This project has produced 10 unique volumes—compelling stories of struggle, strength and learning—that are now used as core texts is middle and high school classrooms around the country.

You Can Support the Rikers Island Oral History Project:

  • $100 for digital recorders: providing SPI staff and Rikers students the opportunity to develop their skills as oral historians
  • $225 for a classroom set of SPI incarcerated youth publications: providing a local high school with the chance to read, learn from and celebrate the oral histories of Rikers students
  • $1200 to sponsor a student author: providing all necessary funding for staffing and material support of one student over the course of six months in developing and publishing their student text
  • $6000 to sponsor an SPI intern: providing training, transportation, and a small stipend to help an intern prepare for future work with traditionally disadvantaged and underrepresented students

History: Speaking Writing, A Unique Methodology

In the fall of 2004, Erick Gordon and classroom teacher Dr. David Iasevoli devised a unique methodology to support literacy and learning with incarcerated youth. Iasevoli, then a classroom English teacher at Horizon Academy, the Department of Education/Department of Correction public high school at Rikers Island, marveled at the strong oral and narrative skills the students brought to his classroom, while conventional literacy skills were often greatly lacking. He teamed up with Gordon—whose proven record in developing project-based literacy curricula had much success in some of New York City's toughest public schools. Together, they created an approach to writing that inspired these reluctant writers to invest themselves completely in the power of their words.

Each year, SPI's literacy programs on Rikers Island have expanded, now serving both bilingual students and the women at Island Academy's Rose M. Singer Center. There is even a newly piloted family literacy program that works to build the reading and writing connections between incarcerated mothers and their school-age children on the outside.

The project begins with the SPI team recording and transcribing students' stories. Student and mentor then work collaboratively throughout the year to revise, edit, and transform the transcript into cohesive drafts, and finally, publication-worthy narratives. Letting the men and women begin by telling their stories is a powerful way to value the multiple forms of literacy the students bring to the classroom.
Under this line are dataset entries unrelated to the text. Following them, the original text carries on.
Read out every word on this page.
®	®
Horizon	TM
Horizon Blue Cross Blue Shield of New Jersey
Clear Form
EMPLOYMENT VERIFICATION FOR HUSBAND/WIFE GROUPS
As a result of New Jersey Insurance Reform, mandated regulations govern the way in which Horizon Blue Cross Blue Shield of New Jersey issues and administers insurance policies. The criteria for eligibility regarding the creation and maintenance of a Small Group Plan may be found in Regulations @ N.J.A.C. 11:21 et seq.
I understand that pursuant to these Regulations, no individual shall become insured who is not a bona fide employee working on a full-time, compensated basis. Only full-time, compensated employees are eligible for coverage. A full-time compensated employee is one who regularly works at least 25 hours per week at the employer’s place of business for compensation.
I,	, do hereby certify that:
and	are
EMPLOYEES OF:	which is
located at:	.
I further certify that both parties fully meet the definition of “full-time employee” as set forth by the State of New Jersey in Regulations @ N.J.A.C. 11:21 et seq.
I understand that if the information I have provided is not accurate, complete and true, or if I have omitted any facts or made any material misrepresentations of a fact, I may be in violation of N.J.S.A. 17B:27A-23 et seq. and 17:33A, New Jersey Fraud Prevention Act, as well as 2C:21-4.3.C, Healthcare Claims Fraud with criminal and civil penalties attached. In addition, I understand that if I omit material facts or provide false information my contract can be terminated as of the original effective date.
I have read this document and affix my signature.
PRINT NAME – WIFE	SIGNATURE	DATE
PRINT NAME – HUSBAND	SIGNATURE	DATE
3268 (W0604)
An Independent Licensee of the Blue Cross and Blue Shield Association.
While language is alive in the classrooms at Rikers—in stories, discussions, and even highly skilled rhyming—conventional reading and writing skills vary greatly. Since students begin by telling, rather than writing their stories, they launch into the writing process with success.

Reflective Processes:

Student-writers have an opportunity to re-imagine themselves, telling stories that help them consider a new chapter and the possibilities their lives might offer. It gives the students an opportunity to study their own personal stories, reflecting on their life's history. While they go back and try to correct editorial aspects, they also go through a process of making their story socially correct, leading to inevitable reflection. This is the most redemptive facet of the project: the possibility to learn through reflection. We're not simply transforming their stories from oral to written form. We're also helping students learn from experience—allowing jail to be a place to make sense of a life.